Pistol shooting practise usually consisted of standing at 45 degrees hand on hip and pistol hand extended, sighting down the barrel and shooting  the target bulls-eye out. In real life if someone is shooting at you you get all of you into or behind cover until you can see whats going on. So if you are in cover are all your bits hidden. If your ankle or end of foot or elbow is sticking slightly out then a shot to this bit can take you out of the game. In UK we used a wax cartridge to simulate live fire hits. I introduced this round into the MU training. When I came from UK I bought with me an RCBS hand loading machine which is like a nut cracker. It can re-manufacture used empty cartridges. By using the cartridge primer only and no powder it has suffcient energy to propel a bullet made of wax with accuracy. We now had the means of recording hits to your sticking out bits when under fire. I made some of these rounds and showed them to the MU together with instructions for use and what they could and couldn't do and clothing to wear and where to shoot etc but were still unsure as to how they would perform. We were with Bill Duncanson in the bar at PHQ considering various training methods. Paul Deal (SB) then left to go to the loo and he was followed By Hugh Healy Brown. Next there was a shout from the loos and Hugh came running out chased by Paul Deal through the bar. Whilst Paul was standing at the loo and to test the rounds Hugh had gone in and shot him twice in the ass as a test. They worked and Paul had 2 bruises to show. After this they proved their worth and our self preservation expertise increased. When someone shoots at you you get out of the way first instead of standing and drawing your weapon whilst looking around. If you survive the first bullet it is doubtful if you will the second. 
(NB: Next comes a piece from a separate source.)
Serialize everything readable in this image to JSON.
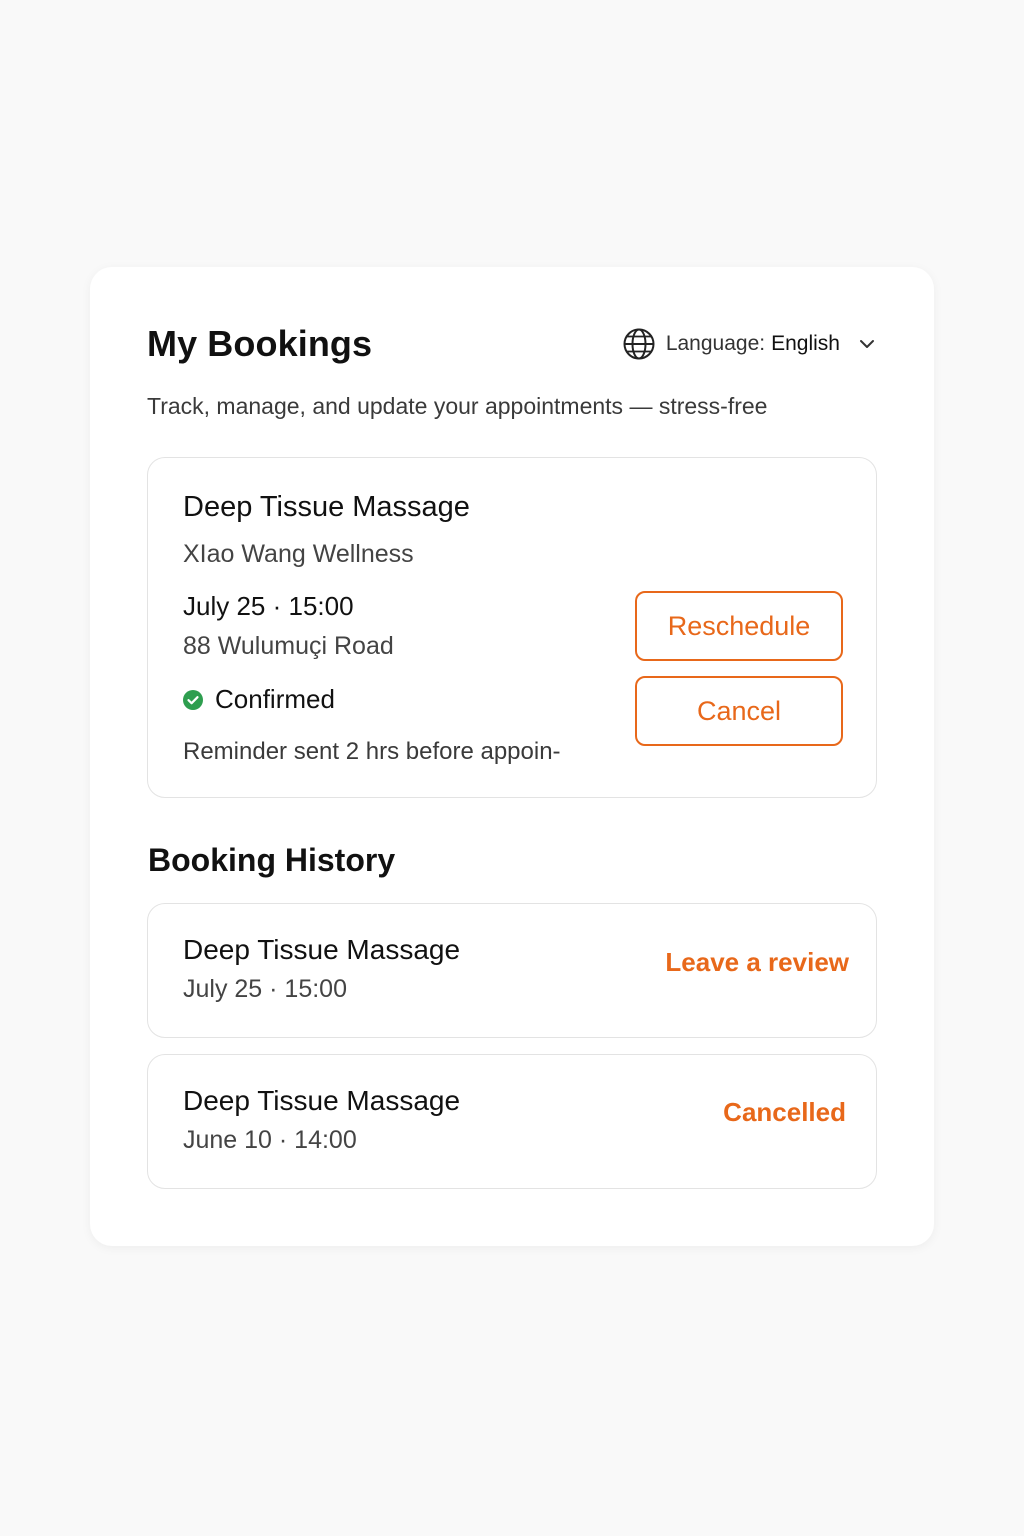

From the training school the RHKP was repetative in its shooting training, so much so that when under the stress and fear in a live shoot you revert to your repetative training manner and that can get you injured or killed. Under the guidance of Bill Duncanson, this was something the unit was not going to do so each shooting session was full of different situations to solve involving all weapons and skills and some surprises. When I went to the FBI academy at Quantico Sept. 1977 as a member of the RHKP we researched a paper on this title. 2 highway patrol officers arrived at an armed robbery with 2 men shooting at them. Under stress they reverted to their basic training. They hid behind their car and each officer shot back. They would then duck back out of sight, eject their spent cartridges, load and both shoot again. Then when they ducked to reload, the baddies walked up leant over the car and shot them dead. Their empty cartridges were found in a nice neat little pile behind them just as they were taught in school. That is what we didnt want to happen in HK. and why Bill Duncanson wanted us trained in all sorts of things. You aint no good if your dead or missing a piece.
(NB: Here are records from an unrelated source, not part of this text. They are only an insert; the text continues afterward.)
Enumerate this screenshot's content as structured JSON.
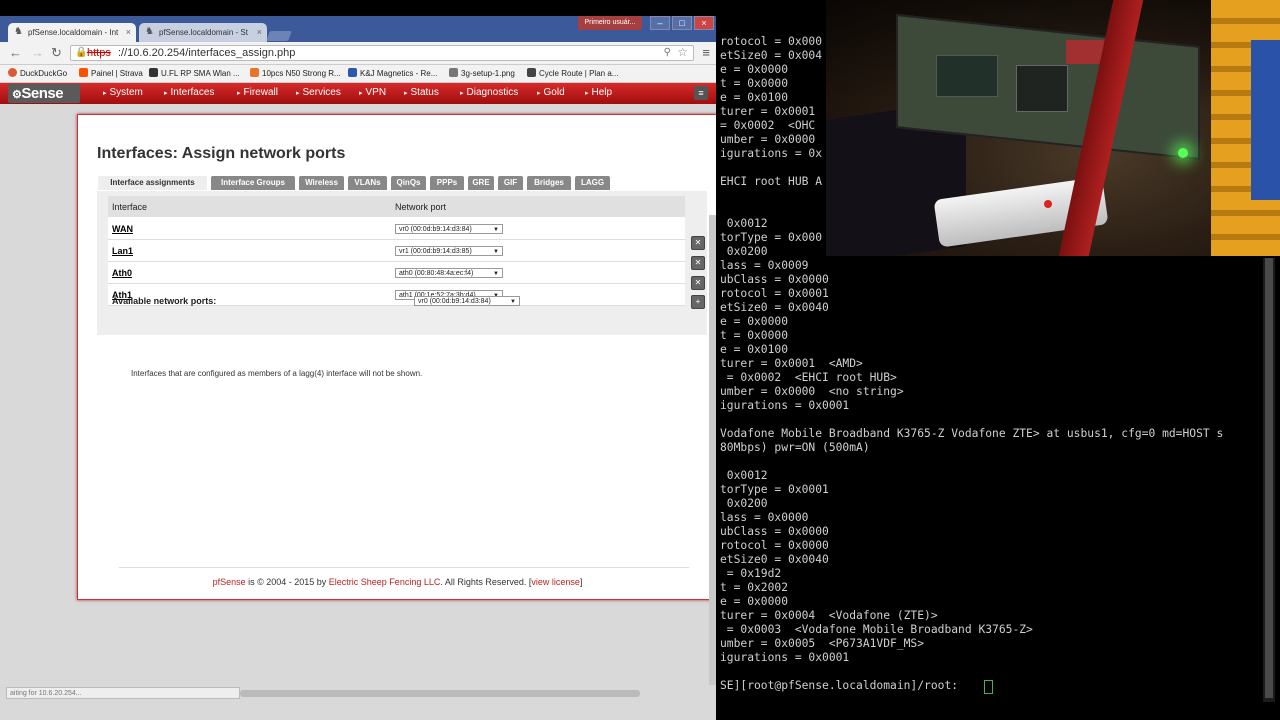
{
  "browser": {
    "tabs": [
      {
        "title": "pfSense.localdomain - Int",
        "active": true
      },
      {
        "title": "pfSense.localdomain - St",
        "active": false
      }
    ],
    "window_user_label": "Primeiro usuár...",
    "url_scheme": "https",
    "url_rest": "://10.6.20.254/interfaces_assign.php",
    "bookmarks": [
      "DuckDuckGo",
      "Painel | Strava",
      "U.FL RP SMA Wlan ...",
      "10pcs N50 Strong R...",
      "K&J Magnetics - Re...",
      "3g-setup-1.png",
      "Cycle Route | Plan a..."
    ],
    "status_text": "aiting for 10.6.20.254..."
  },
  "pfsense": {
    "logo": "Sense",
    "nav": [
      "System",
      "Interfaces",
      "Firewall",
      "Services",
      "VPN",
      "Status",
      "Diagnostics",
      "Gold",
      "Help"
    ],
    "page_title": "Interfaces: Assign network ports",
    "tabs": [
      "Interface assignments",
      "Interface Groups",
      "Wireless",
      "VLANs",
      "QinQs",
      "PPPs",
      "GRE",
      "GIF",
      "Bridges",
      "LAGG"
    ],
    "table_headers": [
      "Interface",
      "Network port"
    ],
    "rows": [
      {
        "name": "WAN",
        "port": "vr0 (00:0d:b9:14:d3:84)"
      },
      {
        "name": "Lan1",
        "port": "vr1 (00:0d:b9:14:d3:85)"
      },
      {
        "name": "Ath0",
        "port": "ath0 (00:80:48:4a:ec:f4)"
      },
      {
        "name": "Ath1",
        "port": "ath1 (00:1e:52:7a:3b:d4)"
      }
    ],
    "available_label": "Available network ports:",
    "available_value": "vr0 (00:0d:b9:14:d3:84)",
    "note": "Interfaces that are configured as members of a lagg(4) interface will not be shown.",
    "footer": {
      "brand": "pfSense",
      "text1": " is © 2004 - 2015 by ",
      "company": "Electric Sheep Fencing LLC",
      "text2": ". All Rights Reserved. [",
      "license": "view license",
      "text3": "]"
    }
  },
  "terminal": {
    "lines": [
      "rotocol = 0x000",
      "etSize0 = 0x004",
      "e = 0x0000",
      "t = 0x0000",
      "e = 0x0100",
      "turer = 0x0001",
      "= 0x0002  <OHC",
      "umber = 0x0000",
      "igurations = 0x",
      "",
      "EHCI root HUB A",
      "",
      "",
      " 0x0012",
      "torType = 0x000",
      " 0x0200",
      "lass = 0x0009",
      "ubClass = 0x0000",
      "rotocol = 0x0001",
      "etSize0 = 0x0040",
      "e = 0x0000",
      "t = 0x0000",
      "e = 0x0100",
      "turer = 0x0001  <AMD>",
      " = 0x0002  <EHCI root HUB>",
      "umber = 0x0000  <no string>",
      "igurations = 0x0001",
      "",
      "Vodafone Mobile Broadband K3765-Z Vodafone ZTE> at usbus1, cfg=0 md=HOST s",
      "80Mbps) pwr=ON (500mA)",
      "",
      " 0x0012",
      "torType = 0x0001",
      " 0x0200",
      "lass = 0x0000",
      "ubClass = 0x0000",
      "rotocol = 0x0000",
      "etSize0 = 0x0040",
      " = 0x19d2",
      "t = 0x2002",
      "e = 0x0000",
      "turer = 0x0004  <Vodafone (ZTE)>",
      " = 0x0003  <Vodafone Mobile Broadband K3765-Z>",
      "umber = 0x0005  <P673A1VDF_MS>",
      "igurations = 0x0001",
      "",
      "SE][root@pfSense.localdomain]/root: "
    ]
  },
  "colors": {
    "pfsense_red": "#c21a1a",
    "terminal_bg": "#000000",
    "terminal_fg": "#d0d0d0",
    "chrome_frame": "#3c5a9a"
  }
}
Another situation to show how people react under stress. In Minnesota a male and female police entered a shop being held up by 3 baddies. The distance between the 2 sides at the most was no more than 20 yards and each shooting position was fluid about the store and shelves. Each side saw the other and started shooting. During the shoot out a total of 97 shots were fired by both sides with no hits to people recorded. The baddies gave up when they ran out of shots (so did the police) but by that time police back up arrived before they started fighting and biting each other. The problem with live fire is that you have to experience it to see how you are going to react. Some people have been known to stand up and walk about thinking it is a dream.  That is another aspect of our training that we got over and so had confidence in each other. This is also one of the secrets of our operations success. As a team or individuals We went, saw, completed and gone knowing that the boss, Bill was behind you/us and he never let you down regardless.